Associate Professor of Historical Theology & Baptist Studies
Southeastern Baptist Theological Seminary

When the “Traditionalist Statement” was published in May 2012, I confess I had mixed feelings about the document.1 On the one hand, I believe that confessional statements (and similar documents) are helpful tools for various groups of Baptists to more clearly communicate their convictions. This is especially important in a tradition that has never been defined by a single, authoritative confession along the lines of the Westminster Confession of Faith for Presbyterians or the Augsburg Confession for Lutherans. Furthermore, there is little doubt that the nature of soteriology is an area in desperate need of clear communication by Southern Baptists on all sides of this discussion. I am grateful to Eric Hankins and others who drafted, signed, and promoted the Traditionalist Statement. We need more documents like this, not less.

On the other hand, I had several concerns about the Traditionalist Statement. For starters, I disagreed with some of the positions put forward in the document. If the vision set forth in this manifesto represents a traditional Southern Baptist view of soteriology, then I am definitely not a traditional Southern Baptist; this is a somewhat depressing thought for one who spends much of his time studying and teaching others about Southern Baptist history. Second, I was concerned about the widely circulated rumor that some of the signatories of the Traditionalist Statement wanted the SBC to formally adopt the statement as some sort of litmus test for our agencies and boards. Whether this was merely a blogosphere conspiracy or whether there was at least tentative talk of a litmus test is still very much in dispute, depending upon whom you ask. Third, I was disappointed at some of the rancor that was displayed by folks on both sides of the debate, especially on the internet. The polemical heat did not seem to bode well for Southern Baptist unity.2 Finally, I feared that the Traditionalist Statement would provide an occasion for distraction from our primary task as Southern Baptists: cooperating together to play our part in fulfilling the Great Commission.3

I have been asked to offer some friendly reflections on the Traditionalist Statement from the perspective of a Calvinistic Southern Baptist.4 Because of my understanding of soteriology, I disagree with most of the affirmations and denials in the Traditionalist Statement. I have a different understanding of the relationship between Adam’s original sin and subsequent human sin, the nature of free will, the meaning of election, the intent of the atonement, and the efficaciousness of grace. I would also nuance the section on the gospel differently than the Traditionalist Statement. While I agree that all people are “capable of responding” to the good news, I also believe that sin has so blinded humanity that nobody will choose to believe the gospel without the effectual calling of the Holy Spirit. I have no qualms with the words in the articles on eternal security and the Great Commission, though I recognize I bring different theological assumptions to these articles than the framers of the Traditionalist Statement.5 I could not sign the Traditionalist Statement in good conscience because I do not believe it accurately summarizes the biblical understanding of salvation.

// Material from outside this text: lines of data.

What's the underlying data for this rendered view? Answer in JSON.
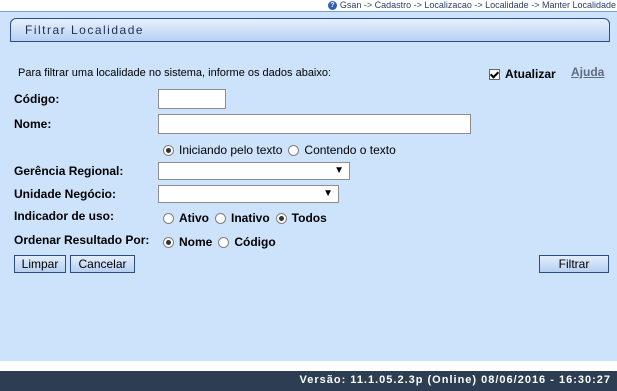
{
  "breadcrumb": "Gsan -> Cadastro -> Localizacao -> Localidade -> Manter Localidade",
  "panel": {
    "title": "Filtrar Localidade",
    "intro": "Para filtrar uma localidade no sistema, informe os dados abaixo:",
    "atualizar_label": "Atualizar",
    "atualizar_checked": true,
    "ajuda_label": "Ajuda"
  },
  "form": {
    "codigo_label": "Código:",
    "codigo_value": "",
    "nome_label": "Nome:",
    "nome_value": "",
    "nome_option_iniciando": "Iniciando pelo texto",
    "nome_option_contendo": "Contendo o texto",
    "gerencia_label": "Gerência Regional:",
    "gerencia_value": "",
    "unidade_label": "Unidade Negócio:",
    "unidade_value": "",
    "indicador_label": "Indicador de uso:",
    "indicador_ativo": "Ativo",
    "indicador_inativo": "Inativo",
    "indicador_todos": "Todos",
    "ordenar_label": "Ordenar Resultado Por:",
    "ordenar_nome": "Nome",
    "ordenar_codigo": "Código"
  },
  "buttons": {
    "limpar": "Limpar",
    "cancelar": "Cancelar",
    "filtrar": "Filtrar"
  },
  "footer": {
    "version": "Versão: 11.1.05.2.3p (Online) 08/06/2016 - 16:30:27"
  },
  "colors": {
    "panel_bg": "#cde3fb",
    "footer_bg": "#2e3e52",
    "title_border": "#2c4d8a"
  },
  "icons": {
    "breadcrumb": "help-globe-icon",
    "select_arrow": "dropdown-arrow-icon"
  }
}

As a Calvinistic Southern Baptist, I respectfully disagree with the soteriological convictions held by my Traditionalist brothers and sisters in Christ. I see no need to say much further on this point. Rather, in this short essay, I will focus my reflections on the document’s Preamble, since this section speaks more to the occasion for and potential uses of the Traditionalist Statement. I share these thoughts out of a sincere desire to see better understanding, closer cooperation, and a greater sense of spiritual unity among Southern Baptists with differing opinions about election, the intent of the atonement, and the relationship between God’s sovereignty and human responsibility in salvation. As I wrote in a previous essay,

The Calvinism issue is not going to go away, so Southern Baptists must be willing to discuss and debate openly the doctrines of grace in an effort to be biblically accurate and perhaps come to a greater theological consensus in the years to come. If we are to move toward a more cooperative future, we must all be committed to defending and commending our particular convictions, but not at the expense of either our cooperation with one another or our personal sanctification.6

It is in this spirit that I engage with the Traditionalist Statement’s Preamble. I want to pose two questions to those who helped draft the Traditionalist Statement or who resonated enough with the document to affix their signatures to it during the summer of 2012.7 I hope my Traditionalist friends will receive these questions in the spirit they are being asked.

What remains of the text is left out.